Sunday, November 27, 2011


1322251689316996000
Baju baru sang raja/doc@huzera
Layar tersingkap, tiba-tiba saja seorang pemuda berteriak lantang “Wahai penguasa, betapa rakusnya kau akan tahta dan harta, sedang rakyatmu merintih kemiskinan…bla..bla..” Tiba-tiba, istri pemuda itu datang, segera saja umpatan akan suaminya yang pengangguran, pemimpi dan tak tahu diri berhamburan dari sang istri. Sontak saja penonton tertawa geli, pemuda yang begitu garang dalam latihan orasinya tadi, takluk tak berkutik di tangan nyonya rumah yang lebih garang.
13222516101725741006
Aktivis demo berselingkuh dengan rekan aktivis/doc@huzera
Begitulah, lakon “Baju Baru Sang Raja” memulai kisah dengan sebuah ironi. Lakon bergenre parodi ini sepanjang babaknya memang menawarkan beragam ironi. Ironi atas realitas sosial, budaya dan politik yang mengitari kita hari ini.

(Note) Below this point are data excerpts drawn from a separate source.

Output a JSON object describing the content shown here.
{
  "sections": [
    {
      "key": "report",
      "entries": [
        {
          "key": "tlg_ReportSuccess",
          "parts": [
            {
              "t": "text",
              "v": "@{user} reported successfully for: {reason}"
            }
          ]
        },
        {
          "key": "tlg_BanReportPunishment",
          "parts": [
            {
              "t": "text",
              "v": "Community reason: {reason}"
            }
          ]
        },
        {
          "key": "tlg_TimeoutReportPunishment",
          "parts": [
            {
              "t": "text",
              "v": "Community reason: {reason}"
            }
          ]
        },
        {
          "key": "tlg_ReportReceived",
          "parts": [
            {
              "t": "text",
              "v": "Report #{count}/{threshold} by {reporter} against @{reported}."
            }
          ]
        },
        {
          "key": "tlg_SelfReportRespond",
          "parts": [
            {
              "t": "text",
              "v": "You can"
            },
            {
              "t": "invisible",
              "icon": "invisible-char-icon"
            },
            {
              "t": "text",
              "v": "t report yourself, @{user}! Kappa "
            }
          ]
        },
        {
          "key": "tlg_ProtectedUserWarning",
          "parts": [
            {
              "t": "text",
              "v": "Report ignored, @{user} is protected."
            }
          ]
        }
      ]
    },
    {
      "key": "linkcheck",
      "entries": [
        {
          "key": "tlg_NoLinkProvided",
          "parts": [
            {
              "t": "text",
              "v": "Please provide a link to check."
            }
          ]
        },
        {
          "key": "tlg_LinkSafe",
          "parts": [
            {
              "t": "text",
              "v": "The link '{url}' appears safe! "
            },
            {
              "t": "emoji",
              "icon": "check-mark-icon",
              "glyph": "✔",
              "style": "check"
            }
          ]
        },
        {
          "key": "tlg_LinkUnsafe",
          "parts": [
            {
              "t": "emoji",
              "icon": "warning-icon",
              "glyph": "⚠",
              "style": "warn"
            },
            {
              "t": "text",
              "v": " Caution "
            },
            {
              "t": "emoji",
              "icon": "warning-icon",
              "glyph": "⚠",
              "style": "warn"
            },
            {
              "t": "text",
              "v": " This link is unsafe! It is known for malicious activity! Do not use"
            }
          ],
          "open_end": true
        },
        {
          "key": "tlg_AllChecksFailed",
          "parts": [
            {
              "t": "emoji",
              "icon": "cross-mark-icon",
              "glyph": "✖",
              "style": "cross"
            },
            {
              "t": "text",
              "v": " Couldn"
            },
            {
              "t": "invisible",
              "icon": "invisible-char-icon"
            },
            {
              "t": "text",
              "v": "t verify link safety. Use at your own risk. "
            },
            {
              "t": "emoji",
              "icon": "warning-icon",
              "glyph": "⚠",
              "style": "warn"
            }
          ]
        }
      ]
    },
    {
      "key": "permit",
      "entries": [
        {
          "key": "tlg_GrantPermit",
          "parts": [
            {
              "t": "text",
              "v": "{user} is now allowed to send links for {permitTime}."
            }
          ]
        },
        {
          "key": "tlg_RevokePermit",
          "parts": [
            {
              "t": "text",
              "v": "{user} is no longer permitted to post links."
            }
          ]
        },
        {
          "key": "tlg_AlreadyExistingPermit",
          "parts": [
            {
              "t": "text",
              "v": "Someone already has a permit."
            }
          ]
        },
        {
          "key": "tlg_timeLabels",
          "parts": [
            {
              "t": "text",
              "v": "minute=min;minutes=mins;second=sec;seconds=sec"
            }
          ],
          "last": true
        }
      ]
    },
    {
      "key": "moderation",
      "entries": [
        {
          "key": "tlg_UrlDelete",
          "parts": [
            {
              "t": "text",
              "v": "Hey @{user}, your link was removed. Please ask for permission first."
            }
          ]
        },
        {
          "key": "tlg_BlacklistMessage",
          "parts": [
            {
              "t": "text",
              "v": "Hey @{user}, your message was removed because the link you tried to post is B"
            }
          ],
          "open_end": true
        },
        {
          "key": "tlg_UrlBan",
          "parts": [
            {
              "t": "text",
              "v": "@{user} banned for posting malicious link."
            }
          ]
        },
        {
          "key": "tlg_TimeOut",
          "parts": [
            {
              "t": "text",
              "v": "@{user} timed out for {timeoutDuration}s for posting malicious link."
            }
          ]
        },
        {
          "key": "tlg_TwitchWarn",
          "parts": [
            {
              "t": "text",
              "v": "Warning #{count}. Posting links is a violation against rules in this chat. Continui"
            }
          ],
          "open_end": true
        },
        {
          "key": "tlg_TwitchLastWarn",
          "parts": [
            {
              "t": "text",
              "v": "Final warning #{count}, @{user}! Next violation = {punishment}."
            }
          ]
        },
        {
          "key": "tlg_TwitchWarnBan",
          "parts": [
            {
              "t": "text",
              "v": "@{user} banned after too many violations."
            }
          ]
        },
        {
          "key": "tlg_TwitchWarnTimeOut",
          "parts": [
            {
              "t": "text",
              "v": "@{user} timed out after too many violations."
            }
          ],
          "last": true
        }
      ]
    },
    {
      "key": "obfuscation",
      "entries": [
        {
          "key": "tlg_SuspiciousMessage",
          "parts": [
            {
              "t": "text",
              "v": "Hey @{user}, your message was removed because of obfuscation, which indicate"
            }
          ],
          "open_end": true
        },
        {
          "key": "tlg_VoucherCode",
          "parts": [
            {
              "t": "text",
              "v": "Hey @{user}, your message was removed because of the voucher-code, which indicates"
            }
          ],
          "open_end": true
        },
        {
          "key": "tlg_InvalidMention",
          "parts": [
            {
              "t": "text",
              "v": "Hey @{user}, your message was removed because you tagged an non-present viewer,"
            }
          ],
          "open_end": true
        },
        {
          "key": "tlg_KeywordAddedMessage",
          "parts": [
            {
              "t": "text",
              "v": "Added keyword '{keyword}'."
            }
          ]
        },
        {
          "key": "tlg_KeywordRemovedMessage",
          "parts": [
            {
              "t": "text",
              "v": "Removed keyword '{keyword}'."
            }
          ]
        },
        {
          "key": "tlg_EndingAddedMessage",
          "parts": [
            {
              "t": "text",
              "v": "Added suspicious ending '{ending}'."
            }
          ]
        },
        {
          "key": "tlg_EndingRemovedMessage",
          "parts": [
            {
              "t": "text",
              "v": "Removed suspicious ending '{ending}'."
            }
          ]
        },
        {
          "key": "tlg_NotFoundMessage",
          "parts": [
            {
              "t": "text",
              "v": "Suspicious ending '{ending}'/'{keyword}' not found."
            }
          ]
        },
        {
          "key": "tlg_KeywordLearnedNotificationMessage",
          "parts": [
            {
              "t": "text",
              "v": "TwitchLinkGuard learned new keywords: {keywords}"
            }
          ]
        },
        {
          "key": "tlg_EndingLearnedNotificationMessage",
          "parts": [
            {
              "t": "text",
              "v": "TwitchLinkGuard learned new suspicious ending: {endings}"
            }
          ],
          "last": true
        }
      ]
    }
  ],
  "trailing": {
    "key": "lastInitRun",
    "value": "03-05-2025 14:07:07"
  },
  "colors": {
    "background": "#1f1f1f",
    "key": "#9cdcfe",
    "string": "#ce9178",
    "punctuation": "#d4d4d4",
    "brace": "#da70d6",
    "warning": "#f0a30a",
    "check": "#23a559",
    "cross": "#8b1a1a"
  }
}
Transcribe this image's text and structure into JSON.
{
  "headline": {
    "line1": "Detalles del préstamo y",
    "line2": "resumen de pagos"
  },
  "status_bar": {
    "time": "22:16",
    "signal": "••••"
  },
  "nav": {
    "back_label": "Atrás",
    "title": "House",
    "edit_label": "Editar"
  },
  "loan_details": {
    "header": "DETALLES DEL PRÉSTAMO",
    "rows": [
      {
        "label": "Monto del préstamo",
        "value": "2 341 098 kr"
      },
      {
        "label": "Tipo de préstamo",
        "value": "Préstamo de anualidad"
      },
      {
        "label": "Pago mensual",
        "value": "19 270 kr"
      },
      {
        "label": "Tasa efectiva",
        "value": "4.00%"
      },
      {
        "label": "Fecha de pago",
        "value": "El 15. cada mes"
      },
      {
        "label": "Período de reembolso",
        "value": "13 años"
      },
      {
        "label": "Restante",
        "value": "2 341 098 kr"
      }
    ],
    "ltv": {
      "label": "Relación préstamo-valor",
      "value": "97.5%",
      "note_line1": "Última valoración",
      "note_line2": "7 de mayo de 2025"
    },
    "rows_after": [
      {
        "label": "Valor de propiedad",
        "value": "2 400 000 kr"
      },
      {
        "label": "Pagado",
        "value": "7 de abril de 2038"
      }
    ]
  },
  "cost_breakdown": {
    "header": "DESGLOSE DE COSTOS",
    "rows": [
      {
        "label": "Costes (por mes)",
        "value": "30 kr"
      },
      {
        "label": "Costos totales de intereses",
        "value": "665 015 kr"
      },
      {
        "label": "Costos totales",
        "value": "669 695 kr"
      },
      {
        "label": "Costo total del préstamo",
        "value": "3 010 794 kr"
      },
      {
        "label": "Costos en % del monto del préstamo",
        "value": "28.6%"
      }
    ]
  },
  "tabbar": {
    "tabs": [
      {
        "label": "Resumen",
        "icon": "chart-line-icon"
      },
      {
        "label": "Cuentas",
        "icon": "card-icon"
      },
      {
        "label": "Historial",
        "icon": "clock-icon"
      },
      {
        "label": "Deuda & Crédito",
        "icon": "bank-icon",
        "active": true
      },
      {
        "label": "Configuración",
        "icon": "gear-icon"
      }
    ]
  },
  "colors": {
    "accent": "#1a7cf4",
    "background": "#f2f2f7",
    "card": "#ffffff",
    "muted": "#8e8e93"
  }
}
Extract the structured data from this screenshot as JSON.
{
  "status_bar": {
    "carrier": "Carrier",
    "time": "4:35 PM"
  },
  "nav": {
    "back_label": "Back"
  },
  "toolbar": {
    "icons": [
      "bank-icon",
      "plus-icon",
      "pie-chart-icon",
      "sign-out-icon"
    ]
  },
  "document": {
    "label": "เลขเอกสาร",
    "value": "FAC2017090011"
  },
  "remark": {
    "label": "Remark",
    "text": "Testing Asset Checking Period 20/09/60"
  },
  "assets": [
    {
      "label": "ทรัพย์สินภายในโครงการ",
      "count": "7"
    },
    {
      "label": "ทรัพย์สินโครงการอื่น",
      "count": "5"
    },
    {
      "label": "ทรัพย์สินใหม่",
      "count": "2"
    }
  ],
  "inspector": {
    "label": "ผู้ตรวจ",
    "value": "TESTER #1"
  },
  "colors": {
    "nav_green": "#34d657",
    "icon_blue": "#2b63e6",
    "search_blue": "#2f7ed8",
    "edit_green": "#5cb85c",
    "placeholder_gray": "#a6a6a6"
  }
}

Lakon yang diinspirasi oleh dongeng The Emperor’s new clothes karya H.C. Andersen ini secara gemilang diterjemahkan dalam satire oleh sang sutradara, I.Yudhi Soenarto. Lakon yang mencoba bergerak ke depan mendahului zaman namun berpijak pada realitas hari ini.

Berlatar tahun 2027, dimana Indonesia telah terpecah dalam negara dan kerajaan kecil. Salah satunya adalah kerajaan yang menjadi latar kisah ini, entah apa namanya. Kerajaan yang dipimpin oleh seorang raja yang mendambahkan dirinya agung, disegani dan tangguh layaknya raja terdahulu, yang tak lain adalah mertuanya. Namun sayang, realitas berkata lain sang raja tak mampu memimpin negeri. Pemberontakan hadir dimana-mana, kemiskinan jadi menu utama di kerajaan. Istanapun dikelilingi oleh badut-badut politik.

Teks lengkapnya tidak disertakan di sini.